The Securities and Exchange Commission is finally taking on the biggest bailout recipients of them all: Fannie Mae and Freddie Mac. How could things go so horribly wrong -- resulting in a still-growing $150 billion bill to taxpayers -- without any shenanigans? Perhaps Fannie and Freddie executives misled investors, who provided funding for mortgages of worse quality than the companies led on. But since the firms' disclosures were approved by the Federal Housing Finance Authority, the suit sets up a clash of regulators.
Zachary A. Goldfarb and David S. Hilzenrath at the Washington post report on the SEC's move to target Fannie and Freddie execs. Their article only provides a glimpse at what they're being accused of, however:
The allegations are slightly different for both the companies. One of the chief allegations against Fannie executives is that it characterized mortgage loans as "prime" -- meaning high-quality -- when they should have been classified in a more risky category of loans.
In theory, this should be quite easy to prove. If you know the characteristics of the mortgages in Fannie and Freddie's portfolio, then you can pretty easily determine if the disclosures matched up with the loans.
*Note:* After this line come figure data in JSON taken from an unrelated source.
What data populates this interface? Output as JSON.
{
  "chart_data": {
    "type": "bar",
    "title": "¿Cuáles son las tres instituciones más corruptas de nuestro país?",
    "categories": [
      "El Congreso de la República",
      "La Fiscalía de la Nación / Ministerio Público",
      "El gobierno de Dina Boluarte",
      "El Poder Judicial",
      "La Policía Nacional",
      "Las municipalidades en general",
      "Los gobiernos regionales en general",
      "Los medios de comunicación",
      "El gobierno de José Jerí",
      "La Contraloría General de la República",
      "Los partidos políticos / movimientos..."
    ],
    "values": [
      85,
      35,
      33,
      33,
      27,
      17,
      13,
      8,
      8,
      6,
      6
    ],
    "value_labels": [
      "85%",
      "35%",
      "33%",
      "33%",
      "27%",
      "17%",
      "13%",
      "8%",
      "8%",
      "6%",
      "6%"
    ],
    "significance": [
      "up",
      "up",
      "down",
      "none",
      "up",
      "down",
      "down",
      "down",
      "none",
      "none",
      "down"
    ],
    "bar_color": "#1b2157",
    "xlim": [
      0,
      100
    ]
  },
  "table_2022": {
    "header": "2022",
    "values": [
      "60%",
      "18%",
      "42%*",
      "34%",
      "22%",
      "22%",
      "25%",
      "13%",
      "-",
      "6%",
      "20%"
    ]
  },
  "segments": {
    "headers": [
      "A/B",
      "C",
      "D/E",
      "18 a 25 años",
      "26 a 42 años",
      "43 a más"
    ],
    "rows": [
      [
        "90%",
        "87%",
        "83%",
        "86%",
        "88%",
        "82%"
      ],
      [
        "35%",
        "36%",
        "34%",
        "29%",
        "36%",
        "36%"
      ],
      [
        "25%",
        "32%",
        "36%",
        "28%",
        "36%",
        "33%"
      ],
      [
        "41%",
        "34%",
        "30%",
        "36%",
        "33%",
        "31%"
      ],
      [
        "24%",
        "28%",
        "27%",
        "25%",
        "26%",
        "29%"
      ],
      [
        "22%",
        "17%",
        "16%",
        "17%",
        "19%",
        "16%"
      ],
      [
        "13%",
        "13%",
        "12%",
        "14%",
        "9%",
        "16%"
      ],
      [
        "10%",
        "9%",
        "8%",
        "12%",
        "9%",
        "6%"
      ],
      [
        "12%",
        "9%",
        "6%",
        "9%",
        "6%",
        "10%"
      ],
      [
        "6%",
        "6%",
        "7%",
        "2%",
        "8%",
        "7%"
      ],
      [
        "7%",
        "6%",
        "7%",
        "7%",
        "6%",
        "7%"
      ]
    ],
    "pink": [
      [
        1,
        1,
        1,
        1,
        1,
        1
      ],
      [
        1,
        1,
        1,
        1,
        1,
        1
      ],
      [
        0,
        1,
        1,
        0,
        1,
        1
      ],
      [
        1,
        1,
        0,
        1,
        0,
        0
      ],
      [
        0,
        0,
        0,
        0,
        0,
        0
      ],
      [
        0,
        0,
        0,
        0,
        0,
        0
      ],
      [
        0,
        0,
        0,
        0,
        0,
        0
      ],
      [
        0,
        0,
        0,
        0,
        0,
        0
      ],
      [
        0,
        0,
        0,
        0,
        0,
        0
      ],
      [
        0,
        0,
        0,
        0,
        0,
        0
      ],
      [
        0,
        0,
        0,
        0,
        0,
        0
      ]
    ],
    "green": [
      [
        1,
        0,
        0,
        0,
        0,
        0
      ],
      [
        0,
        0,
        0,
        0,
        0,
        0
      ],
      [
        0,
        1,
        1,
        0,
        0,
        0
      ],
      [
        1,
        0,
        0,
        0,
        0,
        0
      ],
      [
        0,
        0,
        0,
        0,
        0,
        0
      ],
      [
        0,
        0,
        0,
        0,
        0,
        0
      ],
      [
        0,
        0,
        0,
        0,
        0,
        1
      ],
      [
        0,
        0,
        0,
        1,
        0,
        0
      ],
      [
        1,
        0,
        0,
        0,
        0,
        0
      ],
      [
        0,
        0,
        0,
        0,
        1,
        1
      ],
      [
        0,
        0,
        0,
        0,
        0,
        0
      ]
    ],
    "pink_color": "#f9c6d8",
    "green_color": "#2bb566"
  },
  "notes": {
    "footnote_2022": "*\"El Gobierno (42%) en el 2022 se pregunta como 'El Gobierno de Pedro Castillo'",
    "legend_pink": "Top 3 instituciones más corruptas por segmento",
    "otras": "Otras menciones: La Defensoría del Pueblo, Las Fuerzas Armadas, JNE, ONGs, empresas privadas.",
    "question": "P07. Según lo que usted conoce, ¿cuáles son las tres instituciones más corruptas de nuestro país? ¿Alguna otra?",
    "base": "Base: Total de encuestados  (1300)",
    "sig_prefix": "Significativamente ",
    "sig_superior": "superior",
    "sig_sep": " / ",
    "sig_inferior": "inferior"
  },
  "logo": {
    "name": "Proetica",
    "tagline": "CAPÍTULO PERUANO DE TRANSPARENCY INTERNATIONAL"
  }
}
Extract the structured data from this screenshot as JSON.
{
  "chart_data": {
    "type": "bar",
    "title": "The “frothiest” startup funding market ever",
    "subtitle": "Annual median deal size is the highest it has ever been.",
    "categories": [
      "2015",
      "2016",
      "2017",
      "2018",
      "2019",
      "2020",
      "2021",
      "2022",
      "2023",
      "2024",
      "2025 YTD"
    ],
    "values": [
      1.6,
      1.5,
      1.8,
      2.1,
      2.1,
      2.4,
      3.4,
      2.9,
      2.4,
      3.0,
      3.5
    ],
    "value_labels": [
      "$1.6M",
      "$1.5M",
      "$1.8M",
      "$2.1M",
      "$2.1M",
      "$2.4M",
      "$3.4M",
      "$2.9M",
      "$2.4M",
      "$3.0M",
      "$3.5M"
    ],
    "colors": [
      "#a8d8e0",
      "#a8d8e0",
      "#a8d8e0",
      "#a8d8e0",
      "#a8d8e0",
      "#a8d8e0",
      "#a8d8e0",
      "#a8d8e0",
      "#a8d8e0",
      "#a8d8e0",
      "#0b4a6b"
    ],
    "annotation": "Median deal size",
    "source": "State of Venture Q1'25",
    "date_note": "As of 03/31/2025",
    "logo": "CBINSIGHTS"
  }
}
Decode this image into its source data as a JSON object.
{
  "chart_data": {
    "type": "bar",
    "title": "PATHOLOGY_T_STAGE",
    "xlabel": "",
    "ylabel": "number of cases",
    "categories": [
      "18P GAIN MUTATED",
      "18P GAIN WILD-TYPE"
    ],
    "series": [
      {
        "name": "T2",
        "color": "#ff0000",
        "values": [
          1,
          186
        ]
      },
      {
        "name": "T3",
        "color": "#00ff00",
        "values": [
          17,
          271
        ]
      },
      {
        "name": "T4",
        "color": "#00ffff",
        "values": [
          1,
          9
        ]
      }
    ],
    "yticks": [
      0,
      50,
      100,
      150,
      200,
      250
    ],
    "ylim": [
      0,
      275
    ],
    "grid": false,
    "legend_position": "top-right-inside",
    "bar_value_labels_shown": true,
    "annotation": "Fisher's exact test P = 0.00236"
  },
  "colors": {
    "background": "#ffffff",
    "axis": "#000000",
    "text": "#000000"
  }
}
What were the borrower credit scores, loan-to-value ratios, incomes, mortgage types, etc? If you know these characteristics, then you can quickly toss them into prime or subprime buckets. But this simplicity raises a question: if investors were misled in this easy-to-determine way, wouldn't they have figured it out by now and successfully sued the firms?
And perhaps more importantly, why would the FHFA have signed off on those disclosures? The article says:
In the years relevant to the SEC case, Fannie and Freddie routinely submitted their financial disclosures to FHFA's predecessor agency before releasing them to the public.
Now this might not matter if Fannie and Freddie also misled the FHFA. After all, if the information provided to the regulator failed to reveal key facts, then the FHFA wouldn't have known that a disclosure was misleading. But according to the article, the FHFA is standing by Fannie and Freddie, saying that the disclosures were sufficient.
Ultimately, it sounds like this may spark a regulator versus regulator dispute. If the SEC doesn't believe a disclosure is sufficient and the FHFA does, who is right? Since the SEC is in charge of ensuring that disclosures contain all material information, the subject falls under its jurisdiction. So it may proceed with lawsuits despite the FHFA's objections. But it could be difficult to convince a jury that these executives misled investors with another federal regulator in their corner.